Israeli Prime Minister Benjamin Netanyahu holds up a document outlining plans for the Auschwitz death camp
Israeli Prime Minister Benjamin Netanyahu holds up a document outlining plans for the Auschwitz death camp Reuters

These comments could be seen as progress bearing in mind Abbas's former views. In a 1983 dissertation and 1984 book, "The Other Side: The Secret Relationship between Nazism and Zionism", Abbas wrote that only 890,000 Jews were killed by Nazis and described the Holocaust as "the Zionist fantasy, the fantastic lie that six million Jews were killed."

By 2011 Abbas had apparently "accepted" the figure of six million in a New York Times interview but in a 2013 interview on Lebanon- based Al-Meyadeen TV, the Jerusalem Post reports, he repeated his claims that Zionists and Nazis were complicit – at least prior to World War II.

The response from Israel's Prime Minister Benjamin Netanyahu was scathing. Referring to the fact that Abbas's Fatah Party recently reached a power-sharing deal with the more militant Hamas, Netanyahu said:

hamas
Palestinian Hamas militants march during a training exercise in Gaza Reuters

"Instead of issuing statements designed to placate global public opinion, (Abbas) needs to choose between the alliance with Hamas, a terrorist organization that calls for the destruction of Israel and denies the Holocaust, and a true peace with Israel.

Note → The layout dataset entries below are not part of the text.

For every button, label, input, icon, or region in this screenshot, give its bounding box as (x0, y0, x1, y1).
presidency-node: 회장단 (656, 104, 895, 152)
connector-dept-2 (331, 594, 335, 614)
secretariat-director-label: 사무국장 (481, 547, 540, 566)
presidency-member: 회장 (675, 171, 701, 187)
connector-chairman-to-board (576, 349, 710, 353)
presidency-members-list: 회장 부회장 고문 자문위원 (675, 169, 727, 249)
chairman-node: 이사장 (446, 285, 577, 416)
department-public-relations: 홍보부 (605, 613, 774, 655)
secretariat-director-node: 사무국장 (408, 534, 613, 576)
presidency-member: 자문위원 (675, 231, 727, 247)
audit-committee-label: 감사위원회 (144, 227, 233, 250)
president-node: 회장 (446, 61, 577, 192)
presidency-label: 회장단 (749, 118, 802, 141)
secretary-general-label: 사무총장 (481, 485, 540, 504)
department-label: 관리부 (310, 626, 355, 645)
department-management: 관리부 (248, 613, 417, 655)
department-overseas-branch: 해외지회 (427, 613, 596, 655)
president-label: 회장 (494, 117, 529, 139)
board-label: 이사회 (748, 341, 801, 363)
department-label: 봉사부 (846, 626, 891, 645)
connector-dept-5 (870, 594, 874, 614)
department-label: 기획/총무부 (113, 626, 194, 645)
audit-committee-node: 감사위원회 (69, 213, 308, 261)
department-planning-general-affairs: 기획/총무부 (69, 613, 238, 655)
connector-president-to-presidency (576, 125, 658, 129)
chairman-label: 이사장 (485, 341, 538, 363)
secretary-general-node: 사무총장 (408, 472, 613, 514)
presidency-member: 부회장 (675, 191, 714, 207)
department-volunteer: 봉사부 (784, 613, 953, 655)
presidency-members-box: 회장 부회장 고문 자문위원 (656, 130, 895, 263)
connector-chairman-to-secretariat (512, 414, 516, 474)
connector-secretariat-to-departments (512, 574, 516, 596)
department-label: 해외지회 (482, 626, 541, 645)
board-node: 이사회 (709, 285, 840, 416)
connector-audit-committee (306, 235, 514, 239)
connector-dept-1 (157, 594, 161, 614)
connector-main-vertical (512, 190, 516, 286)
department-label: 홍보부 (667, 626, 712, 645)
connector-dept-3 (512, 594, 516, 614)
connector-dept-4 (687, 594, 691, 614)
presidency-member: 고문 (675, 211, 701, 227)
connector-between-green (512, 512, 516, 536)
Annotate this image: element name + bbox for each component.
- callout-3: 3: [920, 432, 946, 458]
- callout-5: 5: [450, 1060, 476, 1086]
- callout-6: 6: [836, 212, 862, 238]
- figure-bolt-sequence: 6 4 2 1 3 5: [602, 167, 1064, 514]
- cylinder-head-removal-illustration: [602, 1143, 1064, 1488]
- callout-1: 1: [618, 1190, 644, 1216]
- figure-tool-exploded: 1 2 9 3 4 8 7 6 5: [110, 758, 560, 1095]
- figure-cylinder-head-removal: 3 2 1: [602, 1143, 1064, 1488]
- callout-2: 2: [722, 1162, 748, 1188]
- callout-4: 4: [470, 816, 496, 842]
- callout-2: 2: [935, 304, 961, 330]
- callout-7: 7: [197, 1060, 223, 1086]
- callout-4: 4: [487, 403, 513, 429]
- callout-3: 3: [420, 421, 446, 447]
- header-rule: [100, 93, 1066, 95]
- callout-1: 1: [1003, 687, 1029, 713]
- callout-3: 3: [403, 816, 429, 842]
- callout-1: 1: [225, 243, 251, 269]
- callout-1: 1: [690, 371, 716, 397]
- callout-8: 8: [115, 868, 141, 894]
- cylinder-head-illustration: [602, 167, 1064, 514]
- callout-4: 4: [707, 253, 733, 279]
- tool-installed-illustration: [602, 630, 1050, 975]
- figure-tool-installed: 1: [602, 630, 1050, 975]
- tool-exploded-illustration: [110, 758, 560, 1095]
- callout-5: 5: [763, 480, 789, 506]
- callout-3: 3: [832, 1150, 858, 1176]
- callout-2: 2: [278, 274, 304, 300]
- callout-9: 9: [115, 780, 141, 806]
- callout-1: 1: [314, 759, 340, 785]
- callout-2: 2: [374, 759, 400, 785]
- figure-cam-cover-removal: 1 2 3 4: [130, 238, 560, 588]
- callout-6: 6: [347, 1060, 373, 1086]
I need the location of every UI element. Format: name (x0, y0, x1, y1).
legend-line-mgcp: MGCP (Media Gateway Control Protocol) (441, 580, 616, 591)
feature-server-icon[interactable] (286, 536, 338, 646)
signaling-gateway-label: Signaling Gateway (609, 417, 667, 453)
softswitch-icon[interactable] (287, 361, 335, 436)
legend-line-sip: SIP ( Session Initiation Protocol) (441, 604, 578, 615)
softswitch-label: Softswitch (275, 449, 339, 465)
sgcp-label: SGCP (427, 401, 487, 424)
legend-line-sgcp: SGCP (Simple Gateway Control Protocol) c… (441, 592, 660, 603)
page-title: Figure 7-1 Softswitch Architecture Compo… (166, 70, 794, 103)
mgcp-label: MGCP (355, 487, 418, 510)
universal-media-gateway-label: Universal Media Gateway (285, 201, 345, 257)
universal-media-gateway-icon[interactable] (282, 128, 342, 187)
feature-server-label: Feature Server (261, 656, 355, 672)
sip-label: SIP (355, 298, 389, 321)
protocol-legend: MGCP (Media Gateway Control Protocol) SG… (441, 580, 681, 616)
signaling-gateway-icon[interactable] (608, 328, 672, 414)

We hope that he will disavow this alliance with Hamas and return to the path of true peace."

In a sign that Fatah and Hamas may not be singing from the same song sheet, Hamas have announced plans to "sue" the Washington Post. Taher Nunu, who had been quoted by the US paper as saying the militant group may one day recognise Israel, told the Palestinian Qudsnet news agency:

"What I was quoted as telling the American paper is wrong, and I unequivocally deny it. The issue of Hamas recognizing Israel is a complete nonstarter... aimed primarily at weakening the movement's positions on Israel."